En février 1988, Lagarce a l’idée d’une pièce qui s’appellerait Les Adieux. « Cinq personnages, la mère, le père, la sœur, le fils et l’ami du fils. » Le père finira par disparaître et donc mourir (celui de Jean-Luc est décédé bien après la mort de son fils aîné), l’ami du fils va disparaître lui aussi mais il reviendra dans Le Pays lointain, la dernière pièce de Lagarce. Le frère apparaîtra quelques mois plus tard ainsi que l’épouse de ce dernier. Tout commence à prendre corps en janvier 1990 pendant les répétitions d’une autre pièce de Lagarce, Music-hall, dont le motif musical s’invite discrètement dans la mise en scène de Félicité Chaton. La pièce a alors pour titre Quelques éclaircies. « C’est une pièce sur la famille, le corps et l’enfance. GLUPS ! » note Lagarce dans son Journal. C’est à Berlin (où il séjourne avec une bourse) qu’il trouve le bon titre et ses cinq personnages : Louis, son frère cadet Antoine, Catherine l’épouse de ce dernier, Suzanne sa sœur, et la mère. Début juillet 1990, la pièce est achevée, Lagarce part fêter ça à Hambourg.
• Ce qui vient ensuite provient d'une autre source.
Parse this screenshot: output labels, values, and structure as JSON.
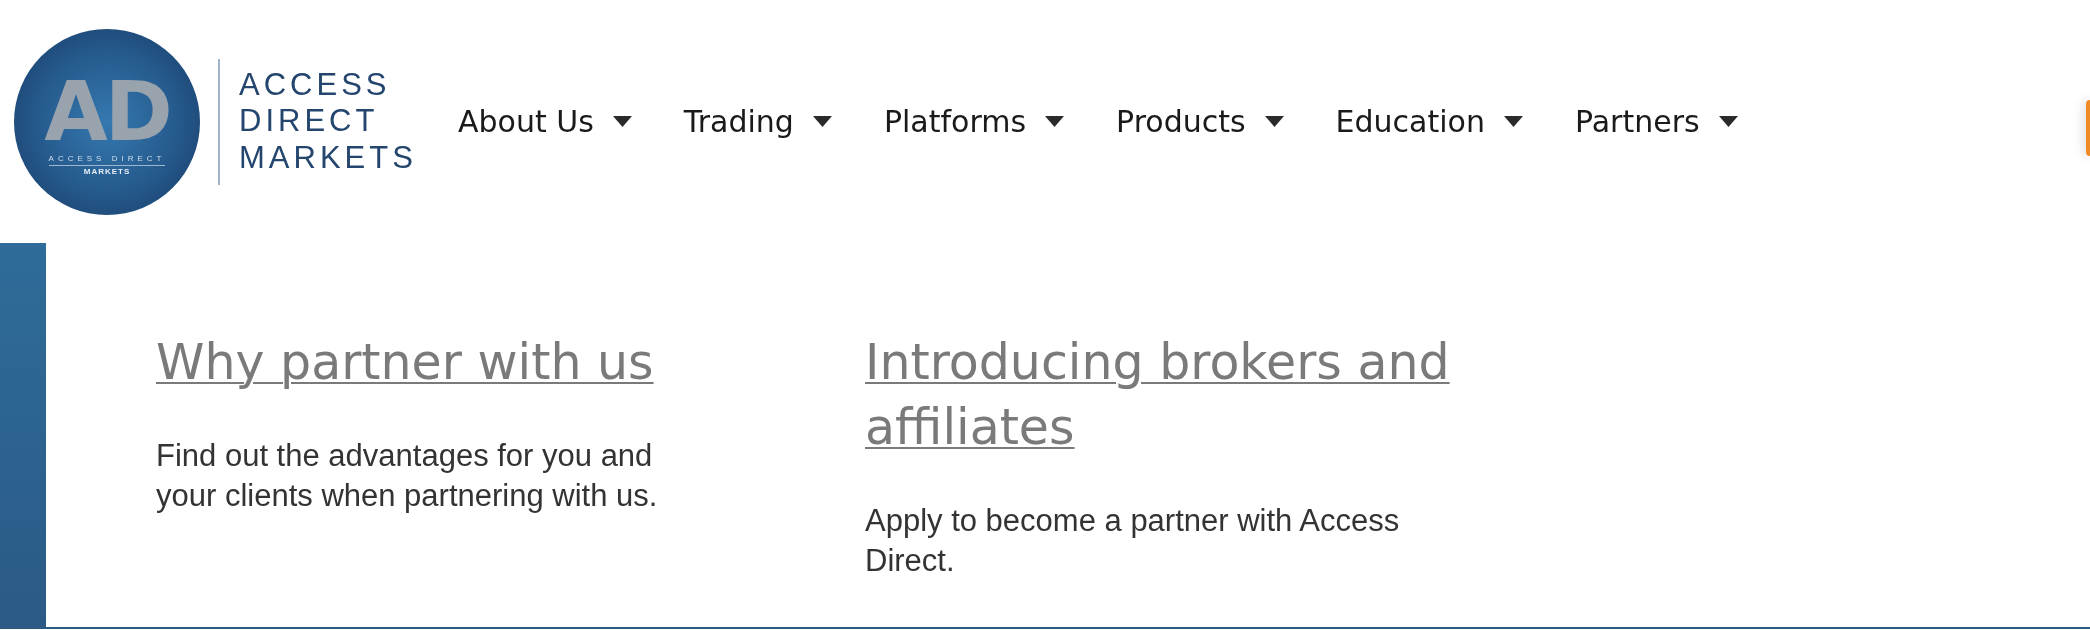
{
  "header": {
    "logo": {
      "monogram": "AD",
      "badge_line_1": "ACCESS DIRECT",
      "badge_line_2": "MARKETS",
      "wordmark_lines": [
        "ACCESS",
        "DIRECT",
        "MARKETS"
      ]
    },
    "nav": [
      {
        "label": "About Us"
      },
      {
        "label": "Trading"
      },
      {
        "label": "Platforms"
      },
      {
        "label": "Products"
      },
      {
        "label": "Education"
      },
      {
        "label": "Partners"
      }
    ]
  },
  "sections": [
    {
      "heading": "Why partner with us",
      "text": "Find out the advantages for you and your clients when partnering with us."
    },
    {
      "heading": "Introducing brokers and affiliates",
      "text": "Apply to become a partner with Access Direct."
    }
  ]
}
Côté structure, aucune pièce de Lagarce ne ressemble à une autre. Celle-ci, encadrée par un prologue et un épilogue, est en deux parties avec un intermède. Dans le prologue, Louis annonce, nous annonce (à nous, public) sa mort prochaine et son désir d’annoncer la nouvelle à sa famille. Il repartira sans avoir rien dit. Dans l’épilogue, mort, il revient nous raconter un souvenir ancien marqué par le regret. Tout se passe un dimanche dans la maison de la mère. Et tout n’est que paroles. Les corps ne se touchent pas, ou presque : au début, c’est sur l’insistance de sa sœur Suzanne (Angèle Peyrade) et implicitement de sa mère (Cécile Pericone) que Louis (Florent Cheippe) embrasse sa belle-sœur Catherine (Aurélia Arto) qu’il n’a encore jamais vue bien que l’aîné de ses enfants ait huit ans. Plus tard, quand Antoine (Xavier Brossard), le frère cadet vide son sac, au moment où Louis s’approche, il lui lance : « Si tu me touches, je te tue. » Tout est dans le dit, le plaisir à dire, plus souvent la difficulté à dire, à formuler, à trouver le mot juste – l’épanorthose est à la fête, tout autant que la dépression verbale qu’est la logorrhée.
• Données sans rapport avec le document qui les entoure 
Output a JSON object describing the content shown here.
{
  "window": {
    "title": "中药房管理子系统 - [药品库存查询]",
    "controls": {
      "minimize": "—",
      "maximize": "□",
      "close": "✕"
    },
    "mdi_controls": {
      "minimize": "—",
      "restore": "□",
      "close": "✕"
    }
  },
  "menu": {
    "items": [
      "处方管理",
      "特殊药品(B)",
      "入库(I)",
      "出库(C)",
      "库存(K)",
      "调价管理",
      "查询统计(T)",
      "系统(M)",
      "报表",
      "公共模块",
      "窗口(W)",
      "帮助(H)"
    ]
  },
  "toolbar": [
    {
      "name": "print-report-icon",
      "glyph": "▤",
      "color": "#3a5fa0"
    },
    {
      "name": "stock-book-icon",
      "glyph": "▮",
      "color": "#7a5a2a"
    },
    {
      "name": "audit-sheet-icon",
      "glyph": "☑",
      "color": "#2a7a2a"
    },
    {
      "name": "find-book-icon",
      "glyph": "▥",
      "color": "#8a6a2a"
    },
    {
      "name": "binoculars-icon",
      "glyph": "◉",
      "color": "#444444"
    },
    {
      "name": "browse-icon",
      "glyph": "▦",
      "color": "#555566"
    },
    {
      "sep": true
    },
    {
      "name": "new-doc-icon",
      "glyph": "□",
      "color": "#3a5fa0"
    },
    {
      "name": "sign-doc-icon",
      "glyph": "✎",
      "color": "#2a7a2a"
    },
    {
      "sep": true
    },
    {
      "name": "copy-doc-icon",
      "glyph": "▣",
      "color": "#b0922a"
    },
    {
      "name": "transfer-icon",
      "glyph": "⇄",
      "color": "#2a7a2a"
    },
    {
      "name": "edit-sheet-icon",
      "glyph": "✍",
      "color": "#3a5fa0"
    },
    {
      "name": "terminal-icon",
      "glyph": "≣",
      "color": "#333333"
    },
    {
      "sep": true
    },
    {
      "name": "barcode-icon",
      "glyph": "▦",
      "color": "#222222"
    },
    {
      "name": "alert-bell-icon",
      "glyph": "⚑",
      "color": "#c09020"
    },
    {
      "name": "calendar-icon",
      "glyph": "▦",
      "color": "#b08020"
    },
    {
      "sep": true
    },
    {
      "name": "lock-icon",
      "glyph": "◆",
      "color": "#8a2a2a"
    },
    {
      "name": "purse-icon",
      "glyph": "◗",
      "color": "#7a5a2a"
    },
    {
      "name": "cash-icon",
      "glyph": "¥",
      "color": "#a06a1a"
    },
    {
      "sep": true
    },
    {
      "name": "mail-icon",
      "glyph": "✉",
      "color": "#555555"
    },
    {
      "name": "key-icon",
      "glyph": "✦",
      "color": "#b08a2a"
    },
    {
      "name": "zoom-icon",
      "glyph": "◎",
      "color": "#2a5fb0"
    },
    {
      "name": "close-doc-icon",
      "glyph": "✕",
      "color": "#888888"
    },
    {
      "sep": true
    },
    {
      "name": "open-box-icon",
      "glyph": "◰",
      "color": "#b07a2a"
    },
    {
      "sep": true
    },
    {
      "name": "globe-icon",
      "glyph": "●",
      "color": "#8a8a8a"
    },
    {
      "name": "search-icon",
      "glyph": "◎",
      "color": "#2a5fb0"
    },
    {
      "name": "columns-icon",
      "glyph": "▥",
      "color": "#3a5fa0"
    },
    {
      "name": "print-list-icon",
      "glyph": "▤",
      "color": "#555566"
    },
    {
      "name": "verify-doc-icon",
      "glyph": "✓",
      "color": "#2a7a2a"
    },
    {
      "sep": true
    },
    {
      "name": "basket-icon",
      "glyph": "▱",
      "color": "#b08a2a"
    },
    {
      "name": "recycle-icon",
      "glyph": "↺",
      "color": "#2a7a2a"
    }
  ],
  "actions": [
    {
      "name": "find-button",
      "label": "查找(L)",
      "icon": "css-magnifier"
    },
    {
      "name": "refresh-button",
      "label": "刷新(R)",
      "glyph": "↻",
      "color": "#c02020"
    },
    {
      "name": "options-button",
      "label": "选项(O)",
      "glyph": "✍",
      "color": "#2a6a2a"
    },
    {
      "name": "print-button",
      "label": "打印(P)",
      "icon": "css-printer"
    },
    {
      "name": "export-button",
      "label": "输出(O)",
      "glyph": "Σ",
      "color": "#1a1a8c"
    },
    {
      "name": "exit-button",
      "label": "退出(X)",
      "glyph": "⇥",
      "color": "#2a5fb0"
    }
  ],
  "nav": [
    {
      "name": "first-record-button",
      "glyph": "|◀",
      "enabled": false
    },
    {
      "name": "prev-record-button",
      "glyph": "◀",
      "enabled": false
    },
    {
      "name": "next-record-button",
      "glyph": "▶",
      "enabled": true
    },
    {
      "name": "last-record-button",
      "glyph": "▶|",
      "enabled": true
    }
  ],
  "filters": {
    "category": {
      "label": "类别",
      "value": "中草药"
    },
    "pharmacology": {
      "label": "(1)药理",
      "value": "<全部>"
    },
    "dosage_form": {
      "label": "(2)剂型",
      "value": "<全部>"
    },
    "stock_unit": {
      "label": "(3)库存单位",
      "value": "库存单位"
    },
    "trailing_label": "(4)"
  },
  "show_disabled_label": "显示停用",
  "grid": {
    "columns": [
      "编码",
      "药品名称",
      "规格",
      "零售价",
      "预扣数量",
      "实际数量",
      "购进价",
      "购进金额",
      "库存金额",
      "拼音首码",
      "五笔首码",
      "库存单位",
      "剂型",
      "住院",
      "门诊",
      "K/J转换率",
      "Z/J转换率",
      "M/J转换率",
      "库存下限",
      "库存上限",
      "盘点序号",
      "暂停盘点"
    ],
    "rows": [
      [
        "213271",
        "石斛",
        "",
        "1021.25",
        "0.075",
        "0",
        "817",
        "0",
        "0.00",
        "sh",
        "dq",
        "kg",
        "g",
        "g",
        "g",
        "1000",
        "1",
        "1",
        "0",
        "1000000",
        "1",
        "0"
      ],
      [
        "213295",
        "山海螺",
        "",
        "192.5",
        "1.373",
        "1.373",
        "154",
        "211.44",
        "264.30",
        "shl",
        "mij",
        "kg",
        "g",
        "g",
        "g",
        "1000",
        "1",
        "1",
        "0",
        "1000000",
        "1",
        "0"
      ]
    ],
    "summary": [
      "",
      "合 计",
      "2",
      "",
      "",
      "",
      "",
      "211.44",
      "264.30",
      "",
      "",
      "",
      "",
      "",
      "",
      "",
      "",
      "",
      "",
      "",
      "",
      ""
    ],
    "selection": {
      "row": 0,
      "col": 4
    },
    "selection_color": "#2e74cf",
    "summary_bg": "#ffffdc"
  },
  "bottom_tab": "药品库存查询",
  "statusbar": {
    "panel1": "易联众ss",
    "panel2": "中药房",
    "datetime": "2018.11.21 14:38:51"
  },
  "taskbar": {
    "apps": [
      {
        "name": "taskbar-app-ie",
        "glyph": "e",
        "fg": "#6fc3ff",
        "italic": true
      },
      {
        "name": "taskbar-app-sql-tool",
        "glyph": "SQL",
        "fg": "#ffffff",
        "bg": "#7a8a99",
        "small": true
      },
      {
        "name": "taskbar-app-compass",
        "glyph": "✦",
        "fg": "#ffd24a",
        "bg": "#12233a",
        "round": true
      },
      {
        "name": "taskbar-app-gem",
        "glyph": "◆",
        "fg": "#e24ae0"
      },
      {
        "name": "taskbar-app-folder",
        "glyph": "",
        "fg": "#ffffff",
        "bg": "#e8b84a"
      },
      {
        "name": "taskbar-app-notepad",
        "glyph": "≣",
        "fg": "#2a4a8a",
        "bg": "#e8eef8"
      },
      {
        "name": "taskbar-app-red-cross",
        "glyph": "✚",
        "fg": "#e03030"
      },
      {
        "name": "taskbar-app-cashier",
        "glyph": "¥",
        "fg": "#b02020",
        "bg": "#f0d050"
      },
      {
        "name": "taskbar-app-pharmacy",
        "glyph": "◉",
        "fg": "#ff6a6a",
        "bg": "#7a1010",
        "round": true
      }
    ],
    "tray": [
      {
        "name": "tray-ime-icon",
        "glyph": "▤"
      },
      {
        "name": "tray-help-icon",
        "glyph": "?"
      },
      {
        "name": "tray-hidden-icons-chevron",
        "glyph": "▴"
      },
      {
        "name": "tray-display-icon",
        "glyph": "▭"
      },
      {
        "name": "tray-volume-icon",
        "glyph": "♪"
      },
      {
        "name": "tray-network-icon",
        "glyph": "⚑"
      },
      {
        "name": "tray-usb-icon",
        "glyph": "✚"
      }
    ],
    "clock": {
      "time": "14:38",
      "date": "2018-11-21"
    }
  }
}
La metteuse en scène et sa scénographe (Delphine Brouard) ont finement opté pour un espace qu’elles qualifient de « mental ». Un espace quasi nu. Au fond sur le côté gauche, un pneu accroché au bout d’une corde, à droite une baignoire abandonnée (évocation indirecte du Bain, un récit sublime de Lagarce retrouvé après sa mort ?), une tête de cerf, ailleurs une cafetière électrique où le café coule en glougloutant. Au centre, vers le fond, un écran où s’inscrit le texte du prologue puis les numéros des parties, etc. La scène assez grande de la salle de l’Echangeur permet d’isoler les corps pour mieux, ici et là, les regrouper à l’extrême avant qu’ils ne se dispersent à nouveau, ce qui induit de beaux mouvements d’étirement/resserrement.
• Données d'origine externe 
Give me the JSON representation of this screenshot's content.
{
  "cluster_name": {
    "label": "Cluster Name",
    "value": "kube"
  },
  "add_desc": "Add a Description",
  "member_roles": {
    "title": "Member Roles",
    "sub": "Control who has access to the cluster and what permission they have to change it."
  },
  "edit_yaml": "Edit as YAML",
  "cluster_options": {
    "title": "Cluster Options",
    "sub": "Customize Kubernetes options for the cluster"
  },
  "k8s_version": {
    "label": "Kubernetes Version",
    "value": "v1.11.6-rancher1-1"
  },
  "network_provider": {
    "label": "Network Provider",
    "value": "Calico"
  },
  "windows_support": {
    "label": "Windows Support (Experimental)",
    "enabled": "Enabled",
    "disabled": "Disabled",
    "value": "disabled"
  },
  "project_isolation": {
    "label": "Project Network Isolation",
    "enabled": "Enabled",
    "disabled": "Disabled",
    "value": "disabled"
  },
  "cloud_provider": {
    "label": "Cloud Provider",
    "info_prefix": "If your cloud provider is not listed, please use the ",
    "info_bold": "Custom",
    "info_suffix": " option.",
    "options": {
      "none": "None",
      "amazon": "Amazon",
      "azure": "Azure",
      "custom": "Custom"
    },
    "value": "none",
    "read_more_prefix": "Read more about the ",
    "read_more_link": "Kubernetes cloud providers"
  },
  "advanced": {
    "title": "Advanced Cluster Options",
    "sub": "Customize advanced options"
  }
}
Hormis quelques éléments inutilement sur-signifiants (par exemple : une robe de soirée que Louis passe sur Suzanne et qu’il porte ensuite avant de s’en débarrasser) et des voix qui mériteraient d’être moins portées, la mise en scène de Félicité Chaton tisse habilement la toile des trois triangles à l’œuvre dans la pièce et dont Louis est toujours le pivot : celui qu’il forme avec sa mère et sa sœur, celui qu’il forme avec Antoine et son épouse Catherine, celui qu’il forme avec son frère et sa sœur, et, en complément, le couple fantasmé que Louis forme avec sa sœur Suzanne.

Comme toute grande œuvre, on a beau avoir vu Juste la fin du monde jouée à plusieurs reprises et dans différentes propositions, dès lors que la mise en scène se laisse porter par l’écoute du flux de ses mots comme c’est le cas, on perçoit d’autres richesses, d'autres liens, on remarque d’autres répliques. Par exemple, ces mots blessés qu’Antoine adresse à son frère : « Tu es là / Tu m’accables, on ne peut plus dire ça, / tu m’accables, / tu nous accables, / Je te vois, j’ai encore plus peur pour toi que lorsque j’étais enfant... »

Théâtre de l’Echangeur de Bagnolet, ce soir et demain soir, 18h. Tournée en construction pour la saison prochaine.